Se possuísse uma arma, Douglas com certeza cometeria suicídio.
Mas havia ao menos um alento. Michele parara de esmurrar a porta já há algumas horas. Seus gemidos famintos também haviam cessado. Dentro da casa tudo era calmaria, contrastando com os gritos e tiros nas ruas...
Súbito, som de vidro quebrando. Os zumbis provavelmente haviam invadido a casa. Com o coração apertado, o funcionário da Umbrella encolheu-se junto à cama, atento a qualquer barulho. Seguiram-se passos pela residência. Não deviam ser dos mortos-vivos, pois eram rápidos e fortes. Pareciam botas.
Seria algum tipo de resgate?
"Hei, eu estou aqui!" – gritou o sobrevivente, com a esperança de ser salvo.
Douglas ouviu falas ríspidas. Logo depois o som das botas tornou-se mais próximo. Alguém pigarreou e, num piscar de olhos, a porta do quarto foi arrombada por dois homens armados com submetralhadoras. Trajavam vestes táticas completas e tinham suas faces ocultadas por máscaras de gás. Nos ombros, sempre imponente e inabalável, era possível ver o guarda-chuva vermelho e branco da Umbrella Incorporated.
"Graças a Deus!" – bradou o sofrido indivíduo, sentindo seus músculos relaxarem de forma reconfortante.
A dupla de soldados caminhou até Douglas. Um deles examinou a mucosa de seus olhos por meio de uma lanterna, informando ao colega:
"Ele não está infectado!".
"E trabalha para a Umbrella, assim como nós..." – observou o outro combatente, notando o crachá no peito do especialista em bioengenharia.

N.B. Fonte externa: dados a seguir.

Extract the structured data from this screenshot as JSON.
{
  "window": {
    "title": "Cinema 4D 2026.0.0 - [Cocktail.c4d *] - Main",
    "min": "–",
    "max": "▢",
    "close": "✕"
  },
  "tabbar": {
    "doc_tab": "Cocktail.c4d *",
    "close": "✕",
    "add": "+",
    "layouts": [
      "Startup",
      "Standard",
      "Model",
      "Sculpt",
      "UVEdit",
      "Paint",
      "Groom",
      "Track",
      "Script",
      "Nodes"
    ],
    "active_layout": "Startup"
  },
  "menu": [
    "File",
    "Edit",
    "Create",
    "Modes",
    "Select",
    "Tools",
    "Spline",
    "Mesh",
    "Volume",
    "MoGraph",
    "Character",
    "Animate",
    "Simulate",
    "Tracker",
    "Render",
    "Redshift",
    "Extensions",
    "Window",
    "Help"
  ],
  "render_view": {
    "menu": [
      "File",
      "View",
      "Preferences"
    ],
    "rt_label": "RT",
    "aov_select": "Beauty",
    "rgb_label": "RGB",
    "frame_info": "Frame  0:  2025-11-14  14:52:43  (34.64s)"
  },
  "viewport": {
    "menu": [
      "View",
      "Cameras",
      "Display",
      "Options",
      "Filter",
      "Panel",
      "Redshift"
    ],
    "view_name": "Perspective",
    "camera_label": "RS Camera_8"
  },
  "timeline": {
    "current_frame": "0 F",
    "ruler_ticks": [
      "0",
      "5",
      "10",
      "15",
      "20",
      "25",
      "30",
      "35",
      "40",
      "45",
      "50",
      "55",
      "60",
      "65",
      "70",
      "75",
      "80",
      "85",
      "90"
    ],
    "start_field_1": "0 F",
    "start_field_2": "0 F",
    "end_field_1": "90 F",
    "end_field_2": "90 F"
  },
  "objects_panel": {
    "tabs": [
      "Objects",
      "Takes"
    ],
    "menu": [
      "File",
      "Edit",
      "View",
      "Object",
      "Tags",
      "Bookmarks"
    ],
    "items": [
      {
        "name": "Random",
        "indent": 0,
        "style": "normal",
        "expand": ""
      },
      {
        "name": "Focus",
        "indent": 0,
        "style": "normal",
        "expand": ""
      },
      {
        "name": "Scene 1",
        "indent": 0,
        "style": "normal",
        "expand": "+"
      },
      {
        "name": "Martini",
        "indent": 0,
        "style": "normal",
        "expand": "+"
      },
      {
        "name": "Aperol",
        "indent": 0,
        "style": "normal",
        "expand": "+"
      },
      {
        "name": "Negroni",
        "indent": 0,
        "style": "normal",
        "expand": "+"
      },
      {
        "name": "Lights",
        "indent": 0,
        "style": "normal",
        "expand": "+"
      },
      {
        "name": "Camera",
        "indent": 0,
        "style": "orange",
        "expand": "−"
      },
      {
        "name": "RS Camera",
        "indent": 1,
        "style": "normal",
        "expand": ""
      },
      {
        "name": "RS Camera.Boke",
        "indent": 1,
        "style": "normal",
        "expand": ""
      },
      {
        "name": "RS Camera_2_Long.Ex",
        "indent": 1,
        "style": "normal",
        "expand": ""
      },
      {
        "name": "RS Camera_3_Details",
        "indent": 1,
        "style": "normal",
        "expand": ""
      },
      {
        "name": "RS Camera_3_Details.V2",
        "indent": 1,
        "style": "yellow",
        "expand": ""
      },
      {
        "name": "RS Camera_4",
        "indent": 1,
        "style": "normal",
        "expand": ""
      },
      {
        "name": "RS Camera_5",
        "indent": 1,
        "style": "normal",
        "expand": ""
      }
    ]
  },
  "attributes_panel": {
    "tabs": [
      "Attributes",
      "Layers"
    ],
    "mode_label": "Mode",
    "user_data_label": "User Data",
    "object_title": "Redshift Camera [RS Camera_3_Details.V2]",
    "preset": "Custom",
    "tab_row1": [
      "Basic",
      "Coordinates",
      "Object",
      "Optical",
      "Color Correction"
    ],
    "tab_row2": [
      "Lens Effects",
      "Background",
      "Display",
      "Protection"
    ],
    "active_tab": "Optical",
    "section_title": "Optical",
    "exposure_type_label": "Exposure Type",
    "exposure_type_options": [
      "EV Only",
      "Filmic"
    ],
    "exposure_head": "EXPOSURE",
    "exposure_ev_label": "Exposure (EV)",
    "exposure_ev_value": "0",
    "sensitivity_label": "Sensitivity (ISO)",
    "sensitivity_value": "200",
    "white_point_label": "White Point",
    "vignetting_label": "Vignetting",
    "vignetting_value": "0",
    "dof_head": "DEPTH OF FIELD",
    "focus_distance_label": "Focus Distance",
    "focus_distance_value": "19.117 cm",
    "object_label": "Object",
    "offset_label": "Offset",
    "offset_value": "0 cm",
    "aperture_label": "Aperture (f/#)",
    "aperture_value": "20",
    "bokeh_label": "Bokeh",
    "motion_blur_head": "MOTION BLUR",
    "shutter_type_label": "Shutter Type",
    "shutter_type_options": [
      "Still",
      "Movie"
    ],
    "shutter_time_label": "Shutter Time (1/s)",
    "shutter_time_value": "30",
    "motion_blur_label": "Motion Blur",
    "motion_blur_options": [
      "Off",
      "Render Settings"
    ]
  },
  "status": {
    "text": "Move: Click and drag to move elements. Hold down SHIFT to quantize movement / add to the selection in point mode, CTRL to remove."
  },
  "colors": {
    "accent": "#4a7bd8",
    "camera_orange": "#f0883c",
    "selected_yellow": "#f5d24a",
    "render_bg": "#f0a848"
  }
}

"Por favor, vocês precisam me tirar daqui!" – implorou o sobrevivente.
"Calma, calma, amigo... Vamos ver se você está na lista de funcionários a serem resgatados!".
O homem armado que examinara Douglas primeiramente apanhou um palmtop guardado em seu uniforme, examinando uma lista de nomes que lhe havia sido previamente fornecida. A luz emitida pelo aparelho deixava nítido o rosto extremamente cansado do cientista. Concluindo a consulta, o soldado disse ao companheiro:
"O nome dele é Douglas Hover, um dos responsáveis pelo desenvolvimento da vacina contra o T-Virus. Segundo a ficha, apenas um fantoche da empresa que já não possui utilidade alguma. A eliminação é prioritária".
"Quê?" – espantou-se o infeliz sujeito.
"Lamento, senhor Hover..." – murmurou o outro combatente, apontando sua submetralhadora para o geneticista. – "Você sempre foi e sempre será o último a saber!".
A rajada foi rápida e mortal, ecoando pelas ruas soturnas da cidade dos mortos.